研究紹介: 歩車間通信を活用した協調環境認識
■研究の内容: 自動運転車両の安全な走行を実現するためには周辺環境の認識が不可欠です.しかし現在の車載センサを用いた環境認識ではセンサの死角に存在する環境を認識できません.特に車載センサの死角に存在する歩行者を認識できない場合,自動運転車両の安全な走行を実現することが困難となります.この問題を解決するために歩車間通信を活用した協調環境認識が検討されています.歩車間通信では歩行者が無線通信によって自分の位置を車両に伝え,車両は車載センサの死角にいる歩行者を認識することが可能になります.本研究は通信品質を劣化させる原因である遮蔽物による減衰や通信の輻輳を考慮した歩車間通信による歩行者認識の精度向上を目的としています.
■画像の説明: 画像は渋谷の道玄坂付近にて歩車間通信を適応した場合の歩行者の認識率を評価しています.車両および歩行者は大きい四角と小さい四角にて示されています.車両が認識できた歩行者を緑色で示しており,認識できなかった歩行者を青色にて示しています.画像から建物の間に存在する人の認識率が低くなっていることが分かります.歩車間通信によって送信した電波が建物によって遮られることで減衰するため,歩車間通信を適応していても車両は歩行者を認識することが困難となります.
研究紹介:手動運転車の混在を考慮した合流地点における自動運転車の制御手法
■研究の内容: 近年,センサによって取得した情報を車両通信によって共有することで自動運転車を協調制御することが期待されています.協調制御を用いることで車両の衝突回避や交通流の改善が可能であり,特に高速道路上の合流地点での活用が期待されています.しかし,センサや通信機能を持たない手動運転車が混在する場合,自動運転車は全ての手動運転車を検知することができません.そのため,混在環境では車両の衝突を協調制御によって防ぐことが困難でとなります.本研究では手動運転車の混在を考慮した合流地点における自動運転車の制御手法の提案を行っています.提案手法は自動運転車のセンサにて検知不可能な手動運転車が存在すると仮定し,手動運転車が他車両と同じ時刻に合流地点に進入しないように自動運転車を制御します.自動運転車の車速を制御することで検知不可能な車両が合流可能な機会を増加させます.結果,合流地点における車両同士の衝突を未然に防ぐことが可能となります.

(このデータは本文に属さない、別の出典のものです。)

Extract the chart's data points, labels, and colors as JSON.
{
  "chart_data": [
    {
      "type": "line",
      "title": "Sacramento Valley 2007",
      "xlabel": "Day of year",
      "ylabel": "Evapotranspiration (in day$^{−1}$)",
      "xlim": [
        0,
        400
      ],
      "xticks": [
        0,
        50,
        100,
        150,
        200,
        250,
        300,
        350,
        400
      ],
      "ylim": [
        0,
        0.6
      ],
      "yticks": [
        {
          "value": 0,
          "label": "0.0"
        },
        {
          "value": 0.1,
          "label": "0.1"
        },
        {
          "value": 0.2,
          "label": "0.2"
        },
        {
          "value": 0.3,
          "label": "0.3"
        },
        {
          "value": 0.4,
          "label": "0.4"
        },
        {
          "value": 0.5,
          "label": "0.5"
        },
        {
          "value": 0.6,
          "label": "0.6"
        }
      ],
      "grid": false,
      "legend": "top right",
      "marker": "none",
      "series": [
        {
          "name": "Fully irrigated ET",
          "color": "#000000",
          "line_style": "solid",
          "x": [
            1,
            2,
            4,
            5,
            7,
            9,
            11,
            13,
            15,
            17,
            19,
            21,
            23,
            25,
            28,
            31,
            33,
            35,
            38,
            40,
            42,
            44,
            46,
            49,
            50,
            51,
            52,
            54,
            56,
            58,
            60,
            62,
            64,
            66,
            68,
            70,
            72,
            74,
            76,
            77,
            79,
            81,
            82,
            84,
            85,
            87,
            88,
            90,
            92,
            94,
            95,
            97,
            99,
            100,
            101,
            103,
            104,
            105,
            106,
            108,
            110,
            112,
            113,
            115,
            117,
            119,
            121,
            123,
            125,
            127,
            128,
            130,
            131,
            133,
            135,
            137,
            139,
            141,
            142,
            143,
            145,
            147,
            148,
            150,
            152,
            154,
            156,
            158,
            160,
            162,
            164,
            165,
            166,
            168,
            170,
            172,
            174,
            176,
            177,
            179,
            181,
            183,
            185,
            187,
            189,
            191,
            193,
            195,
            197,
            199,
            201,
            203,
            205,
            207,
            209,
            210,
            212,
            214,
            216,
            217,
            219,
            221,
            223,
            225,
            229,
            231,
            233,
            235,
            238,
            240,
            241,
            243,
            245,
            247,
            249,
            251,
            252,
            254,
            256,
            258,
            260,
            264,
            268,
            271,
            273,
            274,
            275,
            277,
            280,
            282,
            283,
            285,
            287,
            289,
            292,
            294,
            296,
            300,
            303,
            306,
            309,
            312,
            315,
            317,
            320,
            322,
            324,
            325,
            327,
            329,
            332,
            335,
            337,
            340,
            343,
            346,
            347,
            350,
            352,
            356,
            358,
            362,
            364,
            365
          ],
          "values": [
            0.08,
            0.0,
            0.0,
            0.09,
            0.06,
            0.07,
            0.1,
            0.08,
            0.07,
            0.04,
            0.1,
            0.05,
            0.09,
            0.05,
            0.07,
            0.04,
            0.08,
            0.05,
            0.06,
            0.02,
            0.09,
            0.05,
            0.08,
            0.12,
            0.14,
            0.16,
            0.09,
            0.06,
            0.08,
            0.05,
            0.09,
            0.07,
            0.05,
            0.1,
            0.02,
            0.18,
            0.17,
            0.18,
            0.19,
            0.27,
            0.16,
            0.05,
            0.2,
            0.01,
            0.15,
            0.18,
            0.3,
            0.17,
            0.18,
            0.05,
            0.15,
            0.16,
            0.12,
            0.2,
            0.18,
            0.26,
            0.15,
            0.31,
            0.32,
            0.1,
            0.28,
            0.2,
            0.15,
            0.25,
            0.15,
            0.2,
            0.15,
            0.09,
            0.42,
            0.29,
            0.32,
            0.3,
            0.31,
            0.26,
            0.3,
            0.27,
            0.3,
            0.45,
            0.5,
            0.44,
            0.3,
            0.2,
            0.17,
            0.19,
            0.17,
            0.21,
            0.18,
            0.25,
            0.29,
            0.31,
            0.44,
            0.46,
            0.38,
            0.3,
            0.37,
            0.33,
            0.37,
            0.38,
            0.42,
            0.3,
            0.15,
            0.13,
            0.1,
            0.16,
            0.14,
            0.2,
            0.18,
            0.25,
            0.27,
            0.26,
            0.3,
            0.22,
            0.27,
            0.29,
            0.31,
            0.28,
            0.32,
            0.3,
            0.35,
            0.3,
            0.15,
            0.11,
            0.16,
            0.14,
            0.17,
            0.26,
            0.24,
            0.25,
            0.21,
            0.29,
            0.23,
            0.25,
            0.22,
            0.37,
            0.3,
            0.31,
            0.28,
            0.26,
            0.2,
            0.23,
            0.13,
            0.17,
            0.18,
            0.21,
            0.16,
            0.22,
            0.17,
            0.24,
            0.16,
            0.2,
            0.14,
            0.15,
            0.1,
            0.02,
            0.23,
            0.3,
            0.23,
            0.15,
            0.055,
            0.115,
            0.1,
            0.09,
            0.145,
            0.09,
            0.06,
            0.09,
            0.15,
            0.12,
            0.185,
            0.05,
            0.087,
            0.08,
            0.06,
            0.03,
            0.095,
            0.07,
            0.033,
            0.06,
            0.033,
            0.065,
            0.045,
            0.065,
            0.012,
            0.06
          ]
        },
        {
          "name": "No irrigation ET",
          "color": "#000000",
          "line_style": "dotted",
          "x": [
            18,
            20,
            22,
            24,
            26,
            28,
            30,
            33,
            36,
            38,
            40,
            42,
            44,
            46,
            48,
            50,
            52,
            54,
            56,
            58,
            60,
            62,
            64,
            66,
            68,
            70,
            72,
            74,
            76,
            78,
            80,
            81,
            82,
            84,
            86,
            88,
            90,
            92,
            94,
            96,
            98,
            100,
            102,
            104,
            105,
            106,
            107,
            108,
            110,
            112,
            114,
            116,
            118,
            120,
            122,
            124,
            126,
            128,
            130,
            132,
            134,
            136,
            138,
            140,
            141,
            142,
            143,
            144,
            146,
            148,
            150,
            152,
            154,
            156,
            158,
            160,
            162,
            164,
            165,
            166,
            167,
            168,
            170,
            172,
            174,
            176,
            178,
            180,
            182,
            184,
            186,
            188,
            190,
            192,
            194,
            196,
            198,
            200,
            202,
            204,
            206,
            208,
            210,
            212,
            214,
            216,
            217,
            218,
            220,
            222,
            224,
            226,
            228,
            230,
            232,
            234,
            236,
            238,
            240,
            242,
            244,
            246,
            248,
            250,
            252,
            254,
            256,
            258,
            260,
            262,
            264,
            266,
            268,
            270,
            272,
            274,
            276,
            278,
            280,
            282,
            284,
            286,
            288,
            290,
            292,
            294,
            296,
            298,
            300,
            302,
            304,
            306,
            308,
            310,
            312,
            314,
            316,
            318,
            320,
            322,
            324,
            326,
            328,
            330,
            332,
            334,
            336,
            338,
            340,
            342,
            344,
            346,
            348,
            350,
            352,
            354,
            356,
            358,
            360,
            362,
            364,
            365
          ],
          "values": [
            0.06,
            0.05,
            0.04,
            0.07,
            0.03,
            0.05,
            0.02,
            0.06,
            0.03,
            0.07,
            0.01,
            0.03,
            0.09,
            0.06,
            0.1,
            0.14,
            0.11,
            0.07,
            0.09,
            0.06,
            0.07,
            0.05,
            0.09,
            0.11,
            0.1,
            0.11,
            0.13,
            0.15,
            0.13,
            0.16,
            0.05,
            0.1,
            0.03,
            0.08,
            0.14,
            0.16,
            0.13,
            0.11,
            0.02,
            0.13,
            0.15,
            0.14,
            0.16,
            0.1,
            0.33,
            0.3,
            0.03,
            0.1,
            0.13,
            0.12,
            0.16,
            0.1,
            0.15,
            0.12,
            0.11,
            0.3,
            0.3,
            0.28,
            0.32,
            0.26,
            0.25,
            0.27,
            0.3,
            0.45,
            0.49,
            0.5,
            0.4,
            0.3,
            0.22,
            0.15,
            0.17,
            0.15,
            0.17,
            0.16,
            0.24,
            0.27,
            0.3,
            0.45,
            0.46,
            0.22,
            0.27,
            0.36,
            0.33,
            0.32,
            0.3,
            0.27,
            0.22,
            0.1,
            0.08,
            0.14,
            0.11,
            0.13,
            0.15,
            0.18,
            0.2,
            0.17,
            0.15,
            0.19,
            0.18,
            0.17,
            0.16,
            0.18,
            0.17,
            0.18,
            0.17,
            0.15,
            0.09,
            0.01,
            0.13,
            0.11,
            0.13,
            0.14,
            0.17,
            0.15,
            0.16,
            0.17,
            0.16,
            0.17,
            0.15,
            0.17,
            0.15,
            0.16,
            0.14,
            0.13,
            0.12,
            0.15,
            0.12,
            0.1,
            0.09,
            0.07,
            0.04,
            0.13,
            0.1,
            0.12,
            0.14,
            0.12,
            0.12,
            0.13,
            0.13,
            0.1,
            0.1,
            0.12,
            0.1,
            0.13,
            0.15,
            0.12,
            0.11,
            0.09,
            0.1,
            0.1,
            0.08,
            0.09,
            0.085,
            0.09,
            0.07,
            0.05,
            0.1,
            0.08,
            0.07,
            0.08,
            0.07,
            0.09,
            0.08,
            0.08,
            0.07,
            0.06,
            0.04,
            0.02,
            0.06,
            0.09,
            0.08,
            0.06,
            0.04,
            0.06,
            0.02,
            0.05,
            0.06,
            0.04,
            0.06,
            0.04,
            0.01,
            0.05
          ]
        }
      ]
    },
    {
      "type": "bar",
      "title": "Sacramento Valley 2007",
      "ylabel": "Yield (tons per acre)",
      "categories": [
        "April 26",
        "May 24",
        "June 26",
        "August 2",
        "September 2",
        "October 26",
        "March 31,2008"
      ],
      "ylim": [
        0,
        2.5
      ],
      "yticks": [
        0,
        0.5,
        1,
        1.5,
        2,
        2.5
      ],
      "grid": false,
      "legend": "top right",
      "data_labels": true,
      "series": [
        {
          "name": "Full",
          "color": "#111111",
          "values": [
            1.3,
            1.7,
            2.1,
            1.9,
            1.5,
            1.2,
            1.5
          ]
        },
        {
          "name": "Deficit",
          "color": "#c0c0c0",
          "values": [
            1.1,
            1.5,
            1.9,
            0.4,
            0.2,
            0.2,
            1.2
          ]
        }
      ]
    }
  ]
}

■動画の説明: 動画は緑の自動運転車両と黄色の手動運転車両が混在する場合の合流を評価した映像です.手動運転車両の衝突を低減するように自動運転車両が合流するタイミングを調節しています.
進行中の研究: 市街地におけるドローンの飛行計画
■研究の内容: 近年ドローンの活用が注目されています.たとえば、ドローンに搭載したカメラにて建造物の点検をおこなったり、ドローンを活用して荷物の配送をおこなったりすることが期待されています.ドローンを活用するためには人の目視外における安全な飛行を実現する必要があります。本研究では市街地におけるドローンの飛行を想定し、安全で効率的なドローンの飛行計画をリアルタイムに実現する事を目的としています.
■動画の説明: 動画ではUnreal Engine に実際に存在する街の3Dデータを取り込み、建造物の上空にドローンを飛行させています.高い位置を飛ぶほど建物を迂回する必要がなくなりますが、一方で落下する可能性のある候補地点が増加してしまいます.今後の研究では、落下時の危険度を事前に予測することで安全で効率的な飛行経路を計算する研究を行っていきます.